ゴーン・ガール

 デビッド・フィンチャーの昨年の話題作。面白いには面白いんだけど、結構、無理なストーリー展開ではある。WOWOWで放映している英国ドラマ「主任警部アラン・バンクス」を見ていても、捜査にあたっての第一声は「周辺の監視カメラを洗え」だが、そうした地道な足取り捜査の気配がない。ミズーリを舞台に設定したのは、そうしたテクノロジーがあまり配備されてない田舎町である必要があったからだろうか。こうした点、意外と英国系の犯罪映画のほうが現実を加味しながら、リアルティのある仕上がりになっている。取調室の尋問は録音され、容疑者が希望すれば弁護士の同席は当然で、そのなかで捜査していく。英国系には現実感がある。一方、この映画もそうだが、米国系はテクノロジーの話を散りばめながらも、ストーリーに都合のいいところで、つまみ食いしているみたいなところがある。
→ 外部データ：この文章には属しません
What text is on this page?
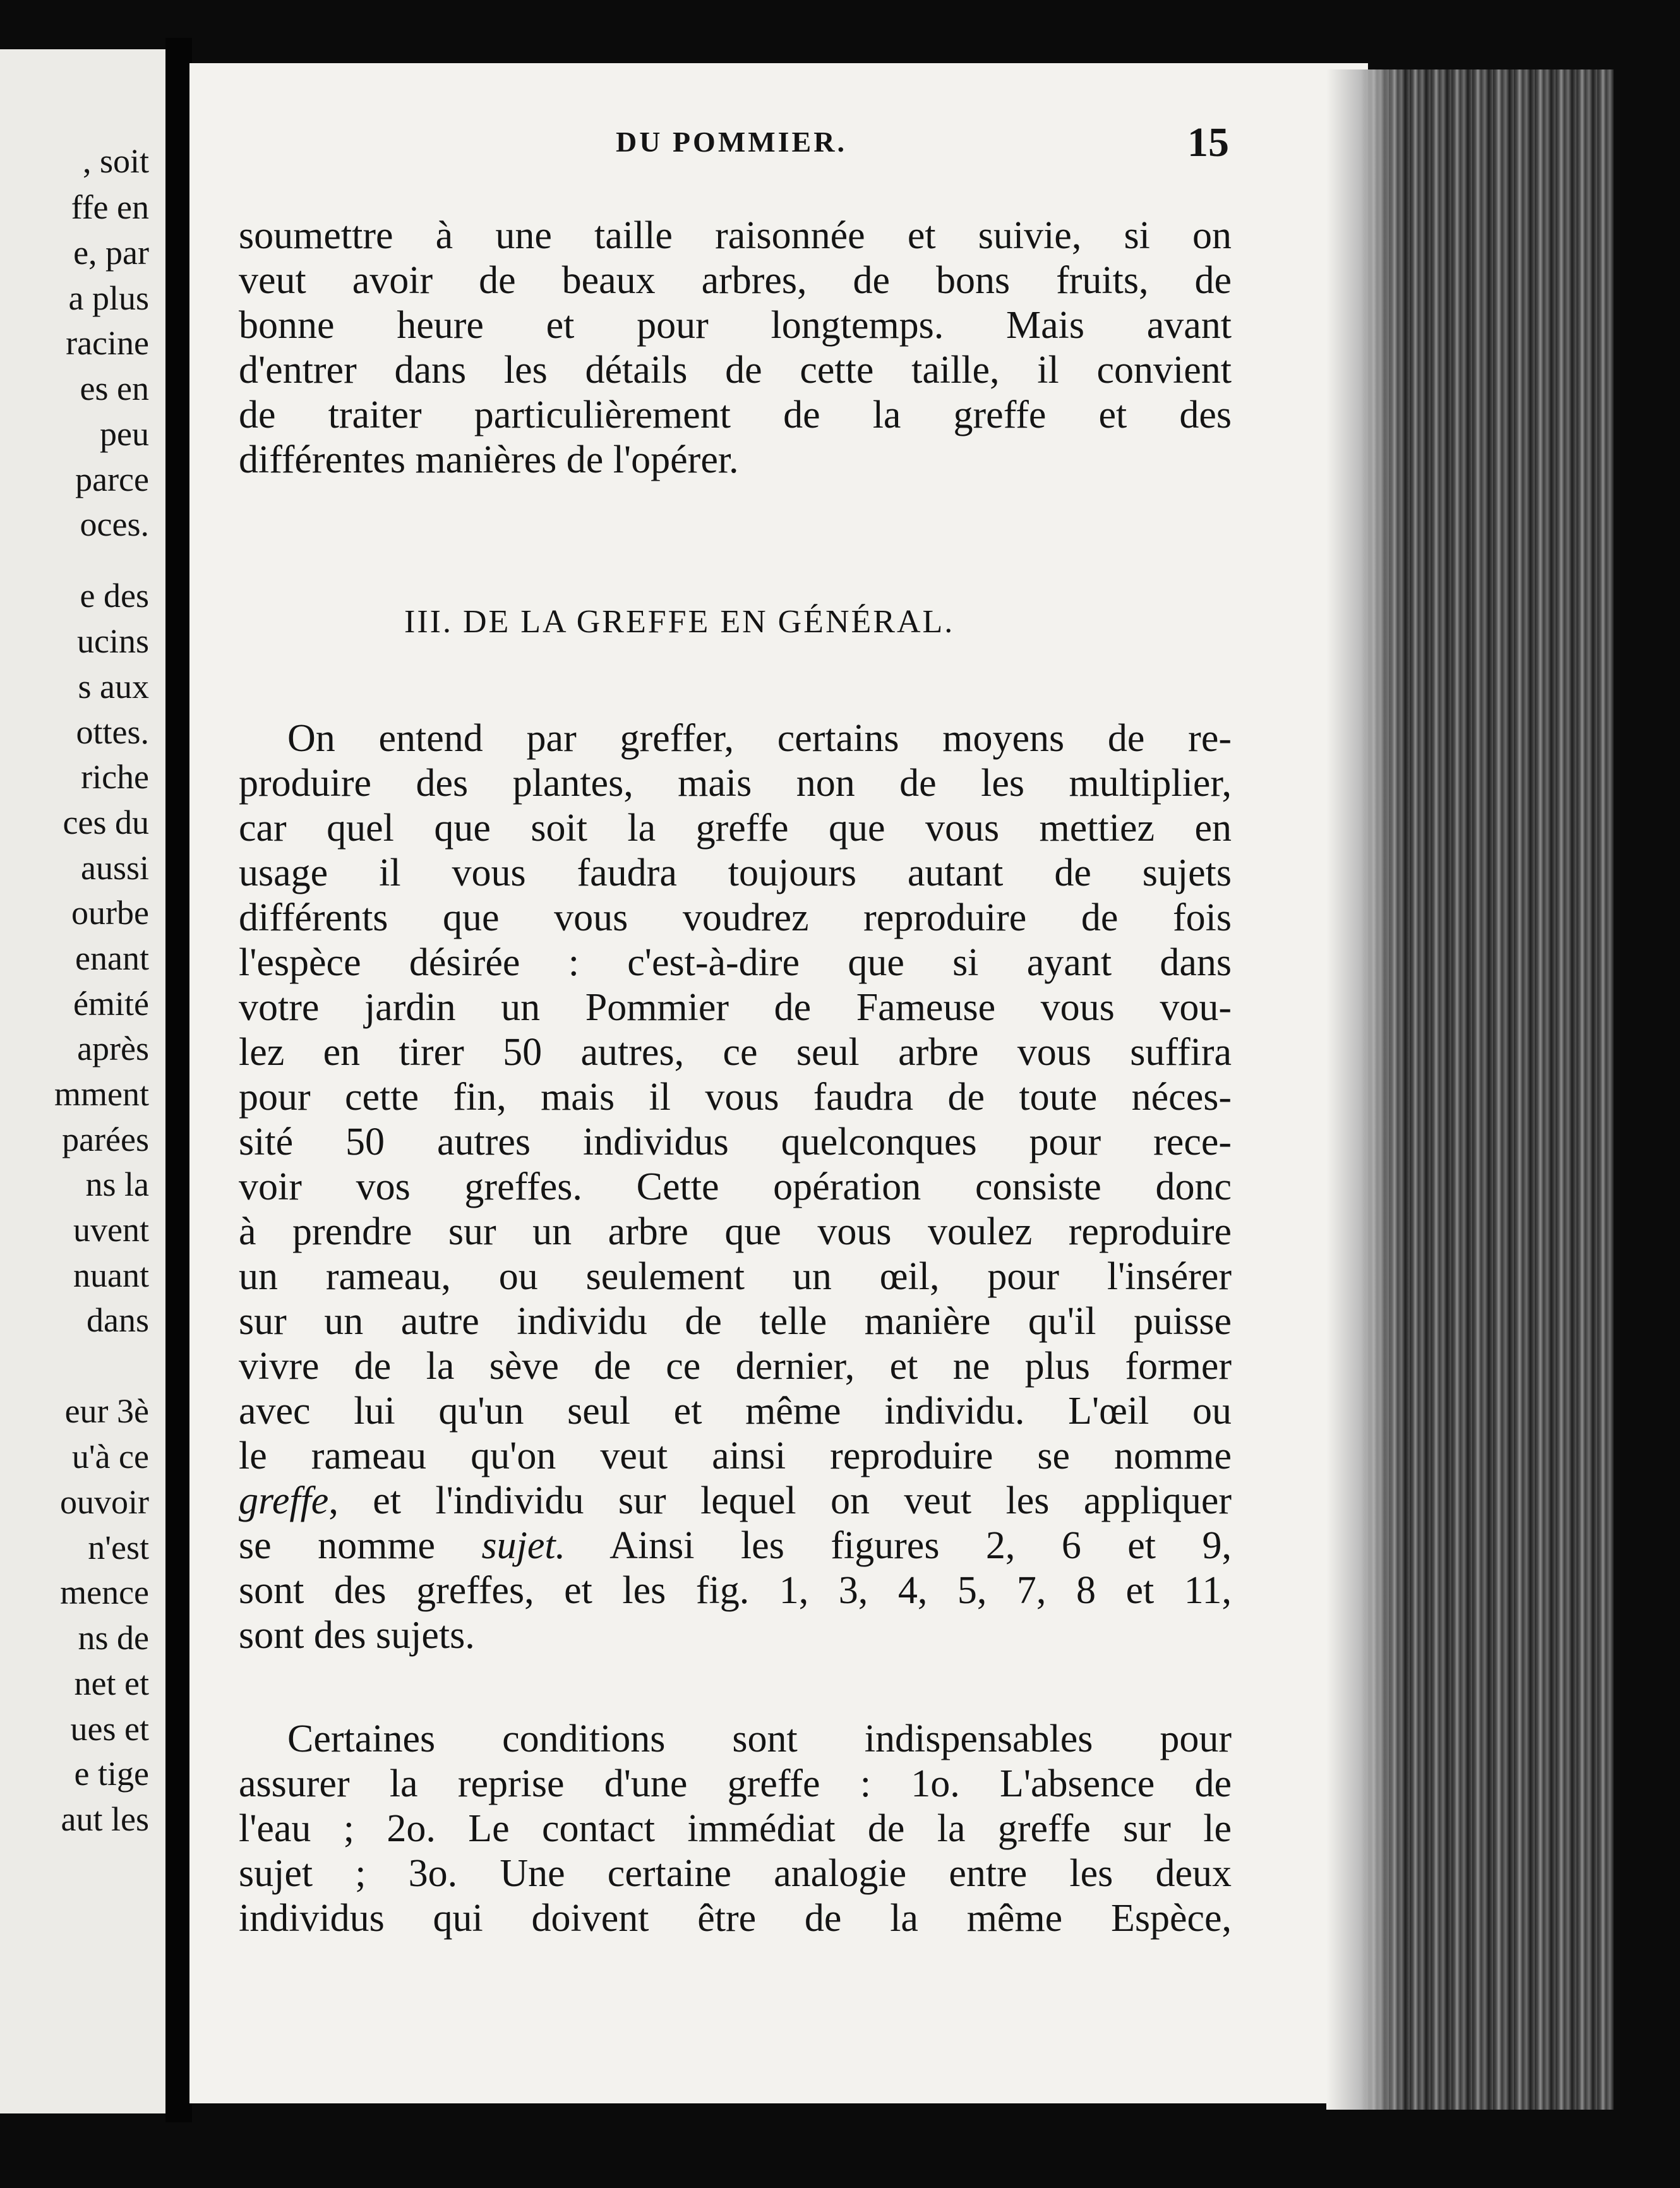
, soit
ffe en
e, par
a plus
racine
es en
peu
parce
oces.
e des
ucins
s aux
ottes.
riche
ces du
aussi
ourbe
enant
émité
après
mment
parées
ns la
uvent
nuant
dans
eur 3è
u'à ce
ouvoir
n'est
mence
ns de
net et
ues et
e tige
aut les
DU POMMIER.	15
soumettre à une taille raisonnée et suivie, si on
veut avoir de beaux arbres, de bons fruits, de
bonne heure et pour longtemps. Mais avant
d'entrer dans les détails de cette taille, il convient
de traiter particulièrement de la greffe et des
différentes manières de l'opérer.
III. DE LA GREFFE EN GÉNÉRAL.
On entend par greffer, certains moyens de re-
produire des plantes, mais non de les multiplier,
car quel que soit la greffe que vous mettiez en
usage il vous faudra toujours autant de sujets
différents que vous voudrez reproduire de fois
l'espèce désirée : c'est-à-dire que si ayant dans
votre jardin un Pommier de Fameuse vous vou-
lez en tirer 50 autres, ce seul arbre vous suffira
pour cette fin, mais il vous faudra de toute néces-
sité 50 autres individus quelconques pour rece-
voir vos greffes. Cette opération consiste donc
à prendre sur un arbre que vous voulez reproduire
un rameau, ou seulement un œil, pour l'insérer
sur un autre individu de telle manière qu'il puisse
vivre de la sève de ce dernier, et ne plus former
avec lui qu'un seul et même individu. L'œil ou
le rameau qu'on veut ainsi reproduire se nomme
greffe, et l'individu sur lequel on veut les appliquer
se nomme sujet. Ainsi les figures 2, 6 et 9,
sont des greffes, et les fig. 1, 3, 4, 5, 7, 8 et 11,
sont des sujets.
Certaines conditions sont indispensables pour
assurer la reprise d'une greffe : 1o. L'absence de
l'eau ; 2o. Le contact immédiat de la greffe sur le
sujet ; 3o. Une certaine analogie entre les deux
individus qui doivent être de la même Espèce,
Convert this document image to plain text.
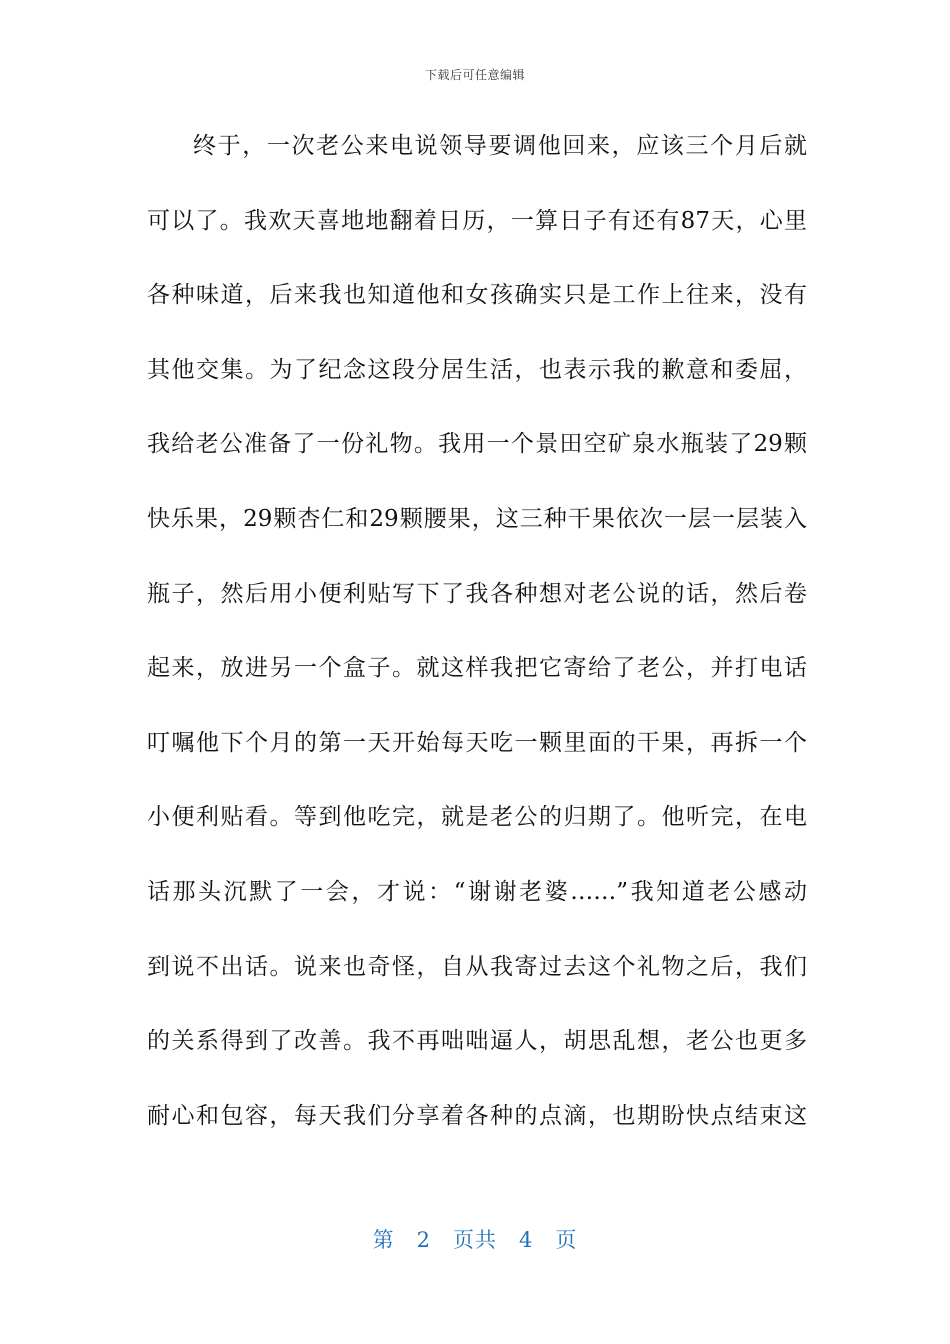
下载后可任意编辑
终于，一次老公来电说领导要调他回来，应该三个月后就
可以了。我欢天喜地地翻着日历，一算日子有还有87天，心里
各种味道，后来我也知道他和女孩确实只是工作上往来，没有
其他交集。为了纪念这段分居生活，也表示我的歉意和委屈，
我给老公准备了一份礼物。我用一个景田空矿泉水瓶装了29颗
快乐果，29颗杏仁和29颗腰果，这三种干果依次一层一层装入
瓶子，然后用小便利贴写下了我各种想对老公说的话，然后卷
起来，放进另一个盒子。就这样我把它寄给了老公，并打电话
叮嘱他下个月的第一天开始每天吃一颗里面的干果，再拆一个
小便利贴看。等到他吃完，就是老公的归期了。他听完，在电
话那头沉默了一会，才说：“谢谢老婆……”我知道老公感动
到说不出话。说来也奇怪，自从我寄过去这个礼物之后，我们
的关系得到了改善。我不再咄咄逼人，胡思乱想，老公也更多
耐心和包容，每天我们分享着各种的点滴，也期盼快点结束这
第 2 页共 4 页
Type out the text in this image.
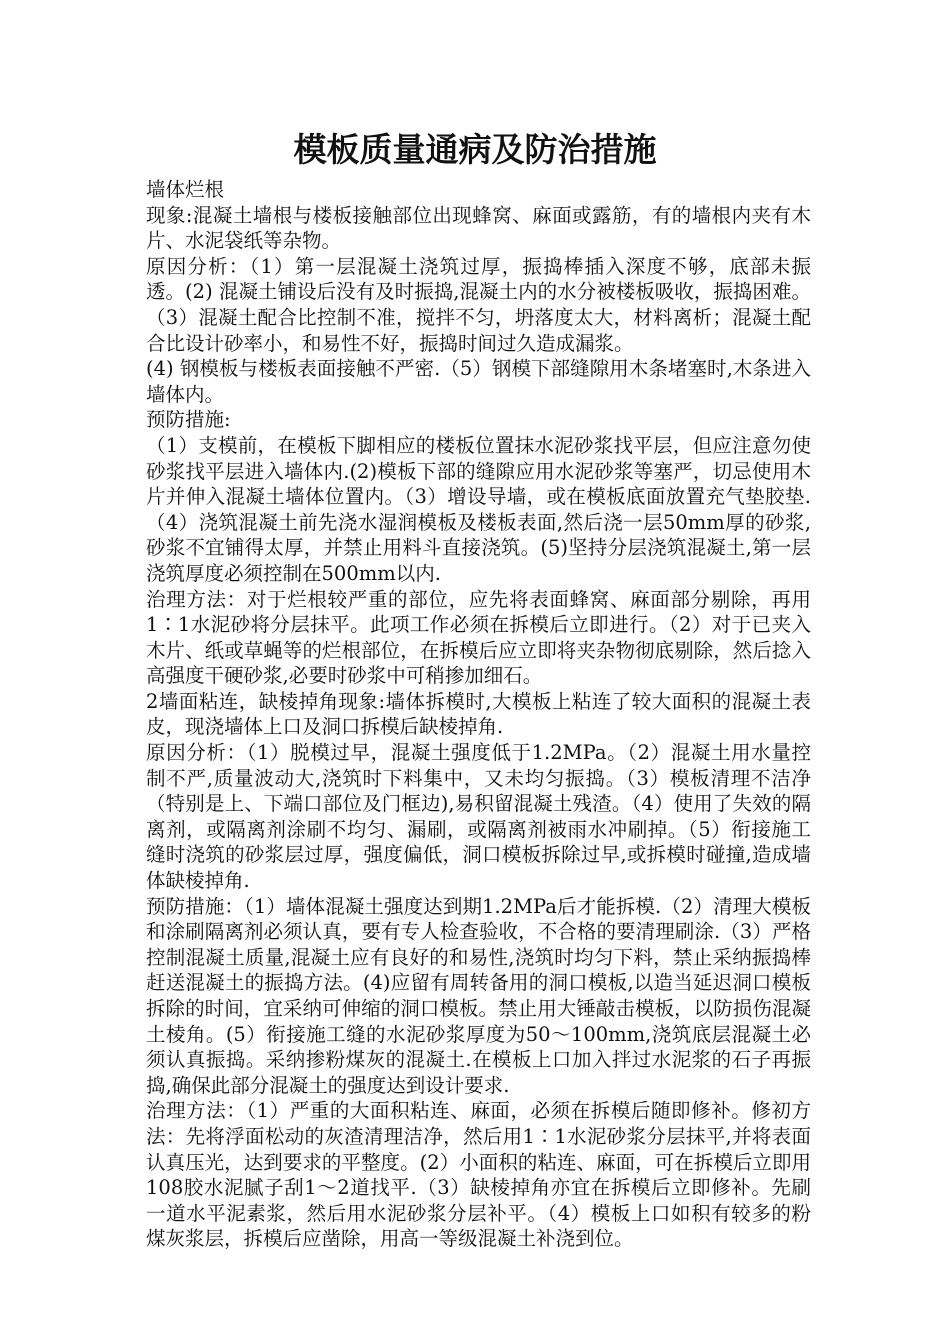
模板质量通病及防治措施

墙体烂根

现象:混凝土墙根与楼板接触部位出现蜂窝、麻面或露筋，有的墙根内夹有木片、水泥袋纸等杂物。

原因分析：（1）第一层混凝土浇筑过厚，振捣棒插入深度不够，底部未振透。(2) 混凝土铺设后没有及时振捣,混凝土内的水分被楼板吸收，振捣困难。（3）混凝土配合比控制不准，搅拌不匀，坍落度太大，材料离析；混凝土配合比设计砂率小，和易性不好，振捣时间过久造成漏浆。

(4) 钢模板与楼板表面接触不严密.（5）钢模下部缝隙用木条堵塞时,木条进入墙体内。

预防措施:

（1）支模前，在模板下脚相应的楼板位置抹水泥砂浆找平层，但应注意勿使砂浆找平层进入墙体内.(2)模板下部的缝隙应用水泥砂浆等塞严，切忌使用木片并伸入混凝土墙体位置内。（3）增设导墙，或在模板底面放置充气垫胶垫.（4）浇筑混凝土前先浇水湿润模板及楼板表面,然后浇一层50mm厚的砂浆,砂浆不宜铺得太厚，并禁止用料斗直接浇筑。(5)坚持分层浇筑混凝土,第一层浇筑厚度必须控制在500mm以内.

治理方法：对于烂根较严重的部位，应先将表面蜂窝、麻面部分剔除，再用1∶1水泥砂将分层抹平。此项工作必须在拆模后立即进行。（2）对于已夹入木片、纸或草蝇等的烂根部位，在拆模后应立即将夹杂物彻底剔除，然后捻入高强度干硬砂浆,必要时砂浆中可稍掺加细石。

2墙面粘连，缺棱掉角现象:墙体拆模时,大模板上粘连了较大面积的混凝土表皮，现浇墙体上口及洞口拆模后缺棱掉角.

原因分析：（1）脱模过早，混凝土强度低于1.2MPa。（2）混凝土用水量控制不严,质量波动大,浇筑时下料集中，又未均匀振捣。（3）模板清理不洁净（特别是上、下端口部位及门框边),易积留混凝土残渣。（4）使用了失效的隔离剂，或隔离剂涂刷不均匀、漏刷，或隔离剂被雨水冲刷掉。（5）衔接施工缝时浇筑的砂浆层过厚，强度偏低，洞口模板拆除过早,或拆模时碰撞,造成墙体缺棱掉角.

预防措施：（1）墙体混凝土强度达到期1.2MPa后才能拆模.（2）清理大模板和涂刷隔离剂必须认真，要有专人检查验收，不合格的要清理刷涂.（3）严格控制混凝土质量,混凝土应有良好的和易性,浇筑时均匀下料，禁止采纳振捣棒赶送混凝土的振捣方法。(4)应留有周转备用的洞口模板,以造当延迟洞口模板拆除的时间，宜采纳可伸缩的洞口模板。禁止用大锤敲击模板，以防损伤混凝土棱角。(5）衔接施工缝的水泥砂浆厚度为50～100mm,浇筑底层混凝土必须认真振捣。采纳掺粉煤灰的混凝土.在模板上口加入拌过水泥浆的石子再振捣,确保此部分混凝土的强度达到设计要求.

治理方法：（1）严重的大面积粘连、麻面，必须在拆模后随即修补。修初方法：先将浮面松动的灰渣清理洁净，然后用1∶1水泥砂浆分层抹平,并将表面认真压光，达到要求的平整度。(2）小面积的粘连、麻面，可在拆模后立即用108胶水泥腻子刮1～2道找平.（3）缺棱掉角亦宜在拆模后立即修补。先刷一道水平泥素浆，然后用水泥砂浆分层补平。（4）模板上口如积有较多的粉煤灰浆层，拆模后应凿除，用高一等级混凝土补浇到位。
 と、いいながらも、ベン・アフレック、キム・ディケンズなど、お気に入りの俳優も出ていて、役者は楽しめる。ロザリンド・パイクは、世間知らずのお嬢様みたいな役が多かったが、これで一皮向けたのか。ゲイで同性婚しているニール・パトリック・シーハンがヒロインをストーカーする役どころというのは、キャスティングで遊んでいるのかな。